How do I deal with getting dumped AGAIN? What am I supposed to think?

Advice from anyone who has been dumped?

I feel like such a failure. I have never been with a guy for more than a month because for one reason or another, things fall apart, and its usually because I don't want to sleep with them right away. Due to my short term flings, I have remained a virgin because I haven't trusted any of the guys enough to lose it to them yet.

I thought I was dating the perfect guy. I thought everything was going great until after Valentine's day. He came back to my room (it was our third date but we had been talking for about a month) and we didn't have sex.

The car ride after dinner to my dorm he was holding my hand, kissing it, kissing me at stop lights, telling me I was special. And then after we only made out, he hadn't been the same since.

Yesterday he dumped me, and said it was because we were different people with different passions and interests. I feel like the lack of sex was the problem.

What is wrong with me? I can't figure out what I am doing wrong to make all of these things fall apart to quickly. I feel humiliated and embarrassed.

Does anyone else relate to this?

Most Helpful Guy

  • Life's tough sugar cakes. But the good news is you're still young. At this age guys usually only care about sex anyway. They know nothing about girls, next to nothing about themselves and they can't think straight becuase their hormones are screaming directly into their brain like they were standing next to the speakers at a rock concert "F*** F*** F***!"

    How can you expect anyone to focus attention on anything long enough to think straight with all that going on? I respect you wanting to keep your virginity for someone who's earned it, but you have to accept the fact that you are a minority. Whether you like it or not guys will dump you for it, and frankly they'll dump you for any stupid thing. Why? because at this stage guys are not looking for a long term relationship, they don't even understand the concept.

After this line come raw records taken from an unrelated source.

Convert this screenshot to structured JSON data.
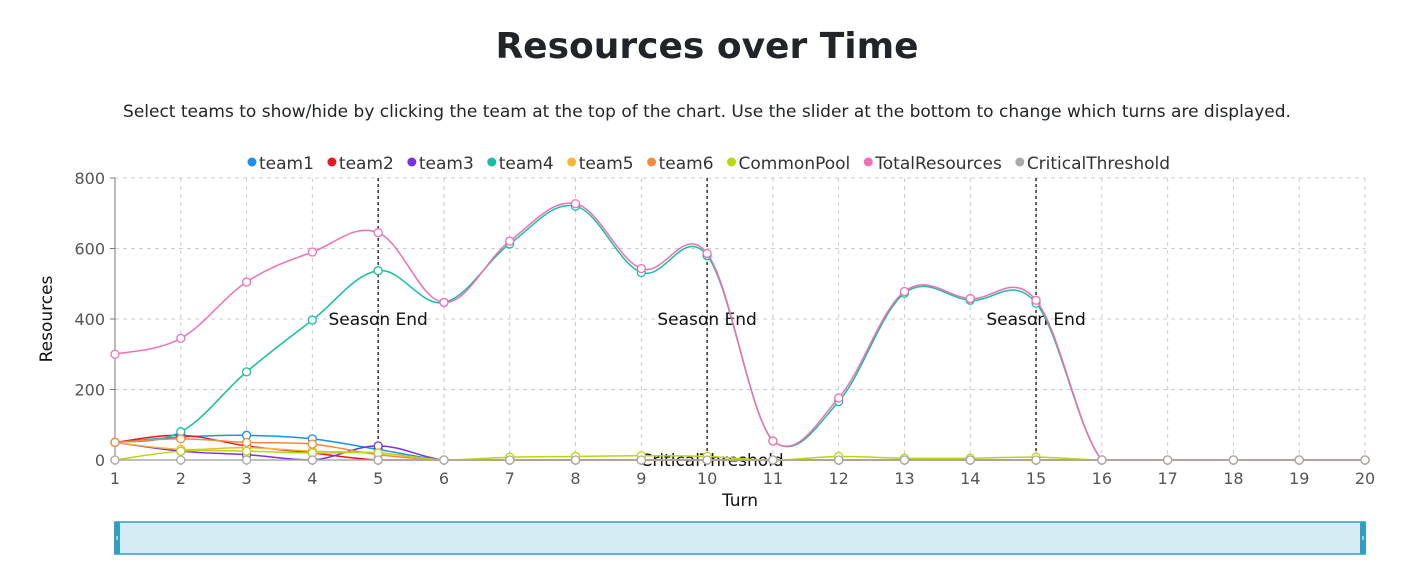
{
  "page": {
    "title": "Resources over Time",
    "subtitle": "Select teams to show/hide by clicking the team at the top of the chart. Use the slider at the bottom to change which turns are displayed."
  },
  "chart_data": {
    "type": "line",
    "xlabel": "Turn",
    "ylabel": "Resources",
    "xlim": [
      1,
      20
    ],
    "ylim": [
      0,
      800
    ],
    "x": [
      1,
      2,
      3,
      4,
      5,
      6,
      7,
      8,
      9,
      10,
      11,
      12,
      13,
      14,
      15,
      16,
      17,
      18,
      19,
      20
    ],
    "xticks": [
      1,
      2,
      3,
      4,
      5,
      6,
      7,
      8,
      9,
      10,
      11,
      12,
      13,
      14,
      15,
      16,
      17,
      18,
      19,
      20
    ],
    "yticks": [
      0,
      200,
      400,
      600,
      800
    ],
    "grid": true,
    "legend_position": "top",
    "series": [
      {
        "name": "team1",
        "color": "#1f8ef1",
        "values": [
          50,
          65,
          70,
          60,
          30,
          0,
          0,
          0,
          0,
          0,
          0,
          0,
          0,
          0,
          0,
          0,
          0,
          0,
          0,
          0
        ]
      },
      {
        "name": "team2",
        "color": "#e31a1c",
        "values": [
          50,
          70,
          40,
          20,
          0,
          0,
          0,
          0,
          0,
          0,
          0,
          0,
          0,
          0,
          0,
          0,
          0,
          0,
          0,
          0
        ]
      },
      {
        "name": "team3",
        "color": "#7b2ee6",
        "values": [
          50,
          25,
          15,
          0,
          40,
          0,
          0,
          0,
          0,
          0,
          0,
          0,
          0,
          0,
          0,
          0,
          0,
          0,
          0,
          0
        ]
      },
      {
        "name": "team4",
        "color": "#17bfa0",
        "values": [
          50,
          80,
          250,
          397,
          537,
          447,
          613,
          720,
          532,
          580,
          54,
          166,
          473,
          453,
          445,
          0,
          0,
          0,
          0,
          0
        ]
      },
      {
        "name": "team5",
        "color": "#f5b731",
        "values": [
          50,
          30,
          35,
          25,
          20,
          0,
          0,
          0,
          0,
          0,
          0,
          0,
          0,
          0,
          0,
          0,
          0,
          0,
          0,
          0
        ]
      },
      {
        "name": "team6",
        "color": "#f08a3c",
        "values": [
          50,
          60,
          50,
          45,
          15,
          0,
          0,
          0,
          0,
          0,
          0,
          0,
          0,
          0,
          0,
          0,
          0,
          0,
          0,
          0
        ]
      },
      {
        "name": "CommonPool",
        "color": "#b5d80f",
        "values": [
          0,
          25,
          25,
          20,
          20,
          0,
          8,
          10,
          12,
          10,
          0,
          10,
          5,
          5,
          8,
          0,
          0,
          0,
          0,
          0
        ]
      },
      {
        "name": "TotalResources",
        "color": "#f06fb3",
        "values": [
          300,
          345,
          505,
          590,
          645,
          447,
          621,
          727,
          543,
          586,
          54,
          176,
          478,
          458,
          453,
          0,
          0,
          0,
          0,
          0
        ]
      },
      {
        "name": "CriticalThreshold",
        "color": "#aaaaaa",
        "values": [
          0,
          0,
          0,
          0,
          0,
          0,
          0,
          0,
          0,
          0,
          0,
          0,
          0,
          0,
          0,
          0,
          0,
          0,
          0,
          0
        ]
      }
    ],
    "annotations": [
      {
        "type": "vline",
        "x": 5,
        "label": "Season End",
        "label_y": 400
      },
      {
        "type": "vline",
        "x": 10,
        "label": "Season End",
        "label_y": 400
      },
      {
        "type": "vline",
        "x": 15,
        "label": "Season End",
        "label_y": 400
      },
      {
        "type": "text",
        "x": 10,
        "y": 0,
        "label": "CriticalThreshold"
      }
    ],
    "slider": {
      "range": [
        1,
        20
      ]
    }
  }
}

    My best advice to you at this point is to really learn yourself. Suffer through these younger years by just going out, having fun, making friends and completing the picture of who you are. That way if you do get rejected you can look at it objectively and say "doesn't matter, that guy wasn't going to work for me anyway". And now you have the power, and it's you being selective.

    However, if you just can't wait to get it overwith and are dying for companionship, you might want to try an older guy. They tend to be much more patient, much more understanding, and certainly much more experienced. They aren't there just to pump and dump and they aren't going to pressure you for sex like a horny immature jock will. They will listed to what you have to say, care about who you are and make you feel important. Just a suggestion.